I plunked down on the rocker. "What did you want to tell me?"
He finished chewing solemnly and patted his mouth with a napkin. Ginger and I watched him put his brain in gear.
He was a big, slow man--not stupid, slow. He almost always came to reasonable conclusions, but his thought processes were tortuous. I could see he was working something through in his head.
I leaned forward, and the chair creaked. "I ought to warn you that I won't withhold evidence from Jay. Neither should you."
He sighed. "The thing is, see, I don't know if it's evidence. I called Mother yesterday around eleven thirty. I was worried about her and Ginger meeting, see?"
Ginger took a sip of coffee and didn't look at him.
"See, the thing is we quarreled." He swallowed hard, and there was a long pause.
I waited.
"I was trying to tell her how wrong she was about Ginger. I said some things." He cleared his throat and went on doggedly, "I said some rotten things to her, and she kind of...well, I think she was sort of teasing me."

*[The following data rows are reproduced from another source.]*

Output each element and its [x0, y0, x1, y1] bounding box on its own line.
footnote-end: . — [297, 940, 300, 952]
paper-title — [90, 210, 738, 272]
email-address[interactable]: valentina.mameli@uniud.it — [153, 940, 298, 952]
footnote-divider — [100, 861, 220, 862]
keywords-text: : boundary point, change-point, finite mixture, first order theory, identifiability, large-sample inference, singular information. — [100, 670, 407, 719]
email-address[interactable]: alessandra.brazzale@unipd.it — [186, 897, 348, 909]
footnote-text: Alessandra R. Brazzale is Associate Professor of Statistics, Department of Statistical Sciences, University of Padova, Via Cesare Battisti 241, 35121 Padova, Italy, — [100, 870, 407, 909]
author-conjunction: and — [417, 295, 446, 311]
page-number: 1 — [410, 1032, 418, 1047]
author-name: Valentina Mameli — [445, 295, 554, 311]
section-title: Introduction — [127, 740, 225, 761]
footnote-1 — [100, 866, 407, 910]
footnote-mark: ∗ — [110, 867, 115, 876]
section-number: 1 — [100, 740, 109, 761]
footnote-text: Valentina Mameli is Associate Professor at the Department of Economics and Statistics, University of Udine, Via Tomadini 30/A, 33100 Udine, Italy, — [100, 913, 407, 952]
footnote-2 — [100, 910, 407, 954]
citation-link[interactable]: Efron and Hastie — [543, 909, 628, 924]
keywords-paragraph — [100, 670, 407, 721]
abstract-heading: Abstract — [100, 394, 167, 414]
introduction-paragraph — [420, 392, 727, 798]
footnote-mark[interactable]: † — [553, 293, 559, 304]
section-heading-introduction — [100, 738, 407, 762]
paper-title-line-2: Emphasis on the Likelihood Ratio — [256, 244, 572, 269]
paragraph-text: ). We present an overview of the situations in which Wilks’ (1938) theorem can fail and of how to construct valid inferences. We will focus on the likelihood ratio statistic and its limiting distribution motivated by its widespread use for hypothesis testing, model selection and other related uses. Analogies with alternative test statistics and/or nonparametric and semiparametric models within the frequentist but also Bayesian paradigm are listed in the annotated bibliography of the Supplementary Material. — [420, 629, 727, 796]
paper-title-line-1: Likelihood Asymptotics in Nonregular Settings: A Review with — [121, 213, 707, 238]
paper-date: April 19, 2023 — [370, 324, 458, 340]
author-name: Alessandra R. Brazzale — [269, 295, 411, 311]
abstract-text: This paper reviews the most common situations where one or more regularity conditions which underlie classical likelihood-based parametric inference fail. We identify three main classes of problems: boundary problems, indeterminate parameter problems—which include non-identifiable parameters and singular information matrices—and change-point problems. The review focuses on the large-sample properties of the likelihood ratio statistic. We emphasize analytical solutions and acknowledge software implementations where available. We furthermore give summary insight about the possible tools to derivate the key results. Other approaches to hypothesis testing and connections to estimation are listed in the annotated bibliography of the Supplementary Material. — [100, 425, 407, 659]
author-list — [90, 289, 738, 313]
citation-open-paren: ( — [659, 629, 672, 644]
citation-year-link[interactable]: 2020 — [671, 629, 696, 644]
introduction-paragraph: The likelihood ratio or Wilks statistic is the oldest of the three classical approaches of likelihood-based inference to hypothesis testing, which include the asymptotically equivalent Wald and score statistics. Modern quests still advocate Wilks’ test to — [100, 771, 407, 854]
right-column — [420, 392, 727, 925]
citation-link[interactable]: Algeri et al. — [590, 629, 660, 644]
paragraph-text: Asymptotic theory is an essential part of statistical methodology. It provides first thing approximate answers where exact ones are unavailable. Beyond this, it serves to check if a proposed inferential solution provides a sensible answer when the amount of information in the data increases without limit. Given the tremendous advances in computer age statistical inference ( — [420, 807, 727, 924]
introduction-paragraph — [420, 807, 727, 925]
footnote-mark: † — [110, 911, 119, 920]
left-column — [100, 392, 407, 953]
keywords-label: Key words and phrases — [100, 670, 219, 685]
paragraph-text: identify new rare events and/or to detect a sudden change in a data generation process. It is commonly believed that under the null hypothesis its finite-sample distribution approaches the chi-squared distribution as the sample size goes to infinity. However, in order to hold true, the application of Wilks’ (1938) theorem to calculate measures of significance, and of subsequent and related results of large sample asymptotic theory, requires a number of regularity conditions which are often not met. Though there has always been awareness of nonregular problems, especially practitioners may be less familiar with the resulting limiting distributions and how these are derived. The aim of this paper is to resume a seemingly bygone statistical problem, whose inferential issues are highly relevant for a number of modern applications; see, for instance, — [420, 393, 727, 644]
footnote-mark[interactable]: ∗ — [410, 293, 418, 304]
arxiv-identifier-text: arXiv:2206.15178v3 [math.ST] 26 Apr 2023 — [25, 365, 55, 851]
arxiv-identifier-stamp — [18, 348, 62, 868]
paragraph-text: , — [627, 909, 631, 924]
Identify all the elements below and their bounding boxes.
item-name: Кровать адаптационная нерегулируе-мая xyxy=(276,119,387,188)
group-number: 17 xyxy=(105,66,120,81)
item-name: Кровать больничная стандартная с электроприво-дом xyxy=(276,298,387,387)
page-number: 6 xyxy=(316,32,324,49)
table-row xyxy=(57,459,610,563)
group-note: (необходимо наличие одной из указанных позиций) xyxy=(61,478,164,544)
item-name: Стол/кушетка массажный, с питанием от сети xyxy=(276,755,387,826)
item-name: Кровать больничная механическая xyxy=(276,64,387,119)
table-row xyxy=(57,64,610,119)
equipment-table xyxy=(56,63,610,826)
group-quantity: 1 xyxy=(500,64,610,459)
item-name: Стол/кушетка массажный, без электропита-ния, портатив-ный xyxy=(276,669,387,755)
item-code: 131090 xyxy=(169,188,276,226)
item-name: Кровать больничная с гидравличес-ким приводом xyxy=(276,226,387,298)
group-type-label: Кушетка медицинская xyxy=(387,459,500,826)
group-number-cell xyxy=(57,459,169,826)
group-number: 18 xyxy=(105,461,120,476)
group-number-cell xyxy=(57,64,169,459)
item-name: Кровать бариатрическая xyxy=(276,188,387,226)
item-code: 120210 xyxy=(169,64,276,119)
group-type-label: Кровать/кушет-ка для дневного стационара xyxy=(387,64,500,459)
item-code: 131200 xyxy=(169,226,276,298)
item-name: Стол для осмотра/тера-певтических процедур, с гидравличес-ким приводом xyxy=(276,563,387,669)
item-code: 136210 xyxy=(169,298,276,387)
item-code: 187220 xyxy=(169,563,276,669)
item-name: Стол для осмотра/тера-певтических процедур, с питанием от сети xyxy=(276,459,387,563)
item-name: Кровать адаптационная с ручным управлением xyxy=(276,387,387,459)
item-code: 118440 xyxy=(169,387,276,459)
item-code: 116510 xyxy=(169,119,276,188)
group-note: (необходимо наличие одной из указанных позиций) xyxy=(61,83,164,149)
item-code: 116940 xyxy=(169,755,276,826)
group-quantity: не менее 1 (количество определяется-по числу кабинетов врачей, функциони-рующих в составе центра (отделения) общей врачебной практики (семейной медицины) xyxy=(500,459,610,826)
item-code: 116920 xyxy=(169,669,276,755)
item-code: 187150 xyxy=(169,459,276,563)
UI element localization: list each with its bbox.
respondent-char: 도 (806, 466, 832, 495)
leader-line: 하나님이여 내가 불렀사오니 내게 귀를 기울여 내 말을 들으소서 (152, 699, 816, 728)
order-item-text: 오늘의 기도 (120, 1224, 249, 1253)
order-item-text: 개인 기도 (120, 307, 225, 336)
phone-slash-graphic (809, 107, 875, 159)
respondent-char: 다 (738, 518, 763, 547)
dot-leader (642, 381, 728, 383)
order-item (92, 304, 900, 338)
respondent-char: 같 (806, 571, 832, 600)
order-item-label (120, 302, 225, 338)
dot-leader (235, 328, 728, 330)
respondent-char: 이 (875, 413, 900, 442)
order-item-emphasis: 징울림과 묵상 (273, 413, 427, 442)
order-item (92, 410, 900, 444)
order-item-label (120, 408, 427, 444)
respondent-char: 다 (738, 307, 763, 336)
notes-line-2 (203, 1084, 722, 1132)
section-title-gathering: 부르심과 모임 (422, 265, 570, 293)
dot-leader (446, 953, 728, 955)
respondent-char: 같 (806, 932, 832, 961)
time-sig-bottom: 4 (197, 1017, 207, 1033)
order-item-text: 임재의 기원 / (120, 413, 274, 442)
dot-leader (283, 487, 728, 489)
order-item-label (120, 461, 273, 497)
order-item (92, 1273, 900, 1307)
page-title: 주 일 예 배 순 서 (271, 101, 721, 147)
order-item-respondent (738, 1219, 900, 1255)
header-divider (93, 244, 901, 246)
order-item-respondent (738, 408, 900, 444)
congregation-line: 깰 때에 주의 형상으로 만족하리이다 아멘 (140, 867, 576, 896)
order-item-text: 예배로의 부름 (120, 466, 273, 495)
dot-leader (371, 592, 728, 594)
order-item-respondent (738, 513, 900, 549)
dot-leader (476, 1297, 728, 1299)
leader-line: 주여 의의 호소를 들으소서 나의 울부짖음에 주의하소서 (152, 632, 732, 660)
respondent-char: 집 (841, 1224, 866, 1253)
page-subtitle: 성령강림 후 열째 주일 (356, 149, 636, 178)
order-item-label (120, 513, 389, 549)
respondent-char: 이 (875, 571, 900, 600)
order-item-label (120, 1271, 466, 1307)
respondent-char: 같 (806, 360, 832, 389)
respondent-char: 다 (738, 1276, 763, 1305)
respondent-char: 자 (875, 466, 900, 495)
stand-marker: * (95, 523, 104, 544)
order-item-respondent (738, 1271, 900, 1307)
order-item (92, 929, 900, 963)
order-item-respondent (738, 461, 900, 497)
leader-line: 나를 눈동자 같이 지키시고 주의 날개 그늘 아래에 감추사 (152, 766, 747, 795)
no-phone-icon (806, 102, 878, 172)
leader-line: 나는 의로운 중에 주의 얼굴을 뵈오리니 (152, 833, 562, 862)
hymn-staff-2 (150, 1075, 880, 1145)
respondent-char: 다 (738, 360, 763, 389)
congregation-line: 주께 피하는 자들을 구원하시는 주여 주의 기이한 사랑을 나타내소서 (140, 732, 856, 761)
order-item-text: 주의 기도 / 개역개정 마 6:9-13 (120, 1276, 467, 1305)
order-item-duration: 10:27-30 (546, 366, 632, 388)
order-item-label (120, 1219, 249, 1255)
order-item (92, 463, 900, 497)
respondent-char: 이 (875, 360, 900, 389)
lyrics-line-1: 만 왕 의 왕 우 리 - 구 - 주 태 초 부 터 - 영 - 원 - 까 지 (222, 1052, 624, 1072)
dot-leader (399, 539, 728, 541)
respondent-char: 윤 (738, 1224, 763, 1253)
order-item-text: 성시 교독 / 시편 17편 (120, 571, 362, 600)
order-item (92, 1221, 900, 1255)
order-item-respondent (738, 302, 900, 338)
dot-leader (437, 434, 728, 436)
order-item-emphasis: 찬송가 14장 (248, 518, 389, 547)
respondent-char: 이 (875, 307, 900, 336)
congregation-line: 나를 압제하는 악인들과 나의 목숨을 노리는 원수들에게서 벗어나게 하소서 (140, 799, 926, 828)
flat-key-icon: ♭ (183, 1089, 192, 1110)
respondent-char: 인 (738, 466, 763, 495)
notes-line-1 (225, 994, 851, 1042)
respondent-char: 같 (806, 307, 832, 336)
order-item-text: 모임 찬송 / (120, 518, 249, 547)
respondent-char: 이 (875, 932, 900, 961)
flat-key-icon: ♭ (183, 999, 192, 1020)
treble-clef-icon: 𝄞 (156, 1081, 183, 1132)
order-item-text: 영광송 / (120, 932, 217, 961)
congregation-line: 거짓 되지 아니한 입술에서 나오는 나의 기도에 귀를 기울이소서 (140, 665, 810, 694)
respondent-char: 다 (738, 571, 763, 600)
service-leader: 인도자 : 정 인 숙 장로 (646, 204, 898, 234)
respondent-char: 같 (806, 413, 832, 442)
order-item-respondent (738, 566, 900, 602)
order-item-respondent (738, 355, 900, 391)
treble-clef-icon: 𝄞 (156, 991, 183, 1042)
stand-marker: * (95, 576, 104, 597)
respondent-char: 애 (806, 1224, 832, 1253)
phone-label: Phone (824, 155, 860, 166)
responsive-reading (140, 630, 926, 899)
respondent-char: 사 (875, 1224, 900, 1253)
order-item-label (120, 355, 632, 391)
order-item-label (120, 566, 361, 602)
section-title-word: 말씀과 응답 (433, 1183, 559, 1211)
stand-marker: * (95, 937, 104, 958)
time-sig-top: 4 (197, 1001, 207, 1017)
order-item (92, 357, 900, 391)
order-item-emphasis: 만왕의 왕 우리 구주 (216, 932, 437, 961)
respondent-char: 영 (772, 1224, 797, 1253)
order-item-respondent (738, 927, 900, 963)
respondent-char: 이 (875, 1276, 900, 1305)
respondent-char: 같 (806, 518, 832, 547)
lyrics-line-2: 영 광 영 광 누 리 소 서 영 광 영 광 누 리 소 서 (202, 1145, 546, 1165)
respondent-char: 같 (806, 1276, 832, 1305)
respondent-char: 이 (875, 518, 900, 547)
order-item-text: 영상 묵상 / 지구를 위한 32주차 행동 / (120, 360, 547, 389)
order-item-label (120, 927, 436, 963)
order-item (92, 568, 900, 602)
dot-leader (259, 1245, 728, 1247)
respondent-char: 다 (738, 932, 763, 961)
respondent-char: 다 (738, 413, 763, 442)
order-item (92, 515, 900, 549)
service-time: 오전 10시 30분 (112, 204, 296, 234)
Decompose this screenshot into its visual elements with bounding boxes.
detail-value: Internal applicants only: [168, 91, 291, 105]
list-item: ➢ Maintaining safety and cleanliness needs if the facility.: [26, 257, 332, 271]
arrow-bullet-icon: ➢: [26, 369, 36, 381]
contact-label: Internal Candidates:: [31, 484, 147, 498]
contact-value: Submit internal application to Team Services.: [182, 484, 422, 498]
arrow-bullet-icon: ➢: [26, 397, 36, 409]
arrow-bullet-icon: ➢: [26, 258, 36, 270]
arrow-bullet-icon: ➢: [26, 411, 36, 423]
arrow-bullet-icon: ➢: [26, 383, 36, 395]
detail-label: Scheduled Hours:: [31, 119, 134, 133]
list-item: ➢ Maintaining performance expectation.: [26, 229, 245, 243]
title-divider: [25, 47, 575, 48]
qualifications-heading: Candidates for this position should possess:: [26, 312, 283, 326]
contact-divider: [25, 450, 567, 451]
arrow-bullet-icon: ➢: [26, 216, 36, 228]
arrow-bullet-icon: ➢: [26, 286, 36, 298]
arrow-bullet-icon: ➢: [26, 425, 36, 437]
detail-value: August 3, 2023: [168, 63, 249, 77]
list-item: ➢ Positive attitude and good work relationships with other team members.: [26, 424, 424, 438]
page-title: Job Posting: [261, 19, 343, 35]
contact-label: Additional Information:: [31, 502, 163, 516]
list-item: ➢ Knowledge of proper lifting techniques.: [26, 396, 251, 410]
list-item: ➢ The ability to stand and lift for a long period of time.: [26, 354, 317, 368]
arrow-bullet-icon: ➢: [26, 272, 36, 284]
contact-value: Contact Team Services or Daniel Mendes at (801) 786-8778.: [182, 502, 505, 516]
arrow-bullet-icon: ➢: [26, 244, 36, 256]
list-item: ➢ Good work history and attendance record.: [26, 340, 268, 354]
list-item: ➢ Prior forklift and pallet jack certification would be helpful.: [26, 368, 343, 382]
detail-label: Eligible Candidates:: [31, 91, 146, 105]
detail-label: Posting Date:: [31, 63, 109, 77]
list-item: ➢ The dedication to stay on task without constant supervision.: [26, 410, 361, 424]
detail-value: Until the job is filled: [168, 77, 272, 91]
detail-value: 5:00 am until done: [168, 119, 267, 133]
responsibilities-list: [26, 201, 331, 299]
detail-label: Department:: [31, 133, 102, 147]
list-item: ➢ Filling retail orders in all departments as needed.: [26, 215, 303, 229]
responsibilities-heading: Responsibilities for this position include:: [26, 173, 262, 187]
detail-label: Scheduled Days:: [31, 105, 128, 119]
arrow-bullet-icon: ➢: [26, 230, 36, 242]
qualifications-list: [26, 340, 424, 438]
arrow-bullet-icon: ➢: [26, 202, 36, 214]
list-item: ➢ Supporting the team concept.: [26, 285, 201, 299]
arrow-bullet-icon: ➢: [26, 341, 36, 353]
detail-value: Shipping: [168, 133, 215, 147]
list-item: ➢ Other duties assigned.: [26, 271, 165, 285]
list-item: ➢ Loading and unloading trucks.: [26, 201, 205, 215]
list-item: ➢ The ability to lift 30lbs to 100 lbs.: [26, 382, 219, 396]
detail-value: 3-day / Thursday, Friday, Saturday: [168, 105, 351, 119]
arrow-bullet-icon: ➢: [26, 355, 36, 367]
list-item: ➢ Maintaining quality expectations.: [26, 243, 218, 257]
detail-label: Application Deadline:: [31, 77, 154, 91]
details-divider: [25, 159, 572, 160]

Torturing him, more likely. I nodded.
"She told me she was going to call and put Ginger off, because this friend was coming to lunch. I blew up. I didn't listen real close. I was mad." He twisted the paper napkin in his big hands. "I told her she'd better see Ginger that afternoon or she wouldn't be seeing me, and she teased at me some more, and then, when I said some other things, she said she'd see Ginger at two. I told her she'd better and hung up. I was steamed." His voice shook. "And that was the last time I heard her voice."
"Oh, Dennis."
Ginger sat very still.
Dennis cleared his throat again. "I think she told me who was coming to lunch. I think she said it was Lydia."
Chapter XIII
"Lydia?" I felt a chill along my spine. "Are you sure?"
"I thought about it, Lark. I don't know. I saw Lydia at the farmhouse when I got there, didn't I? Maybe I just imagined my mother said it was Lydia. I wasn't listening to what Denise said. I don't want to get anybody in trouble."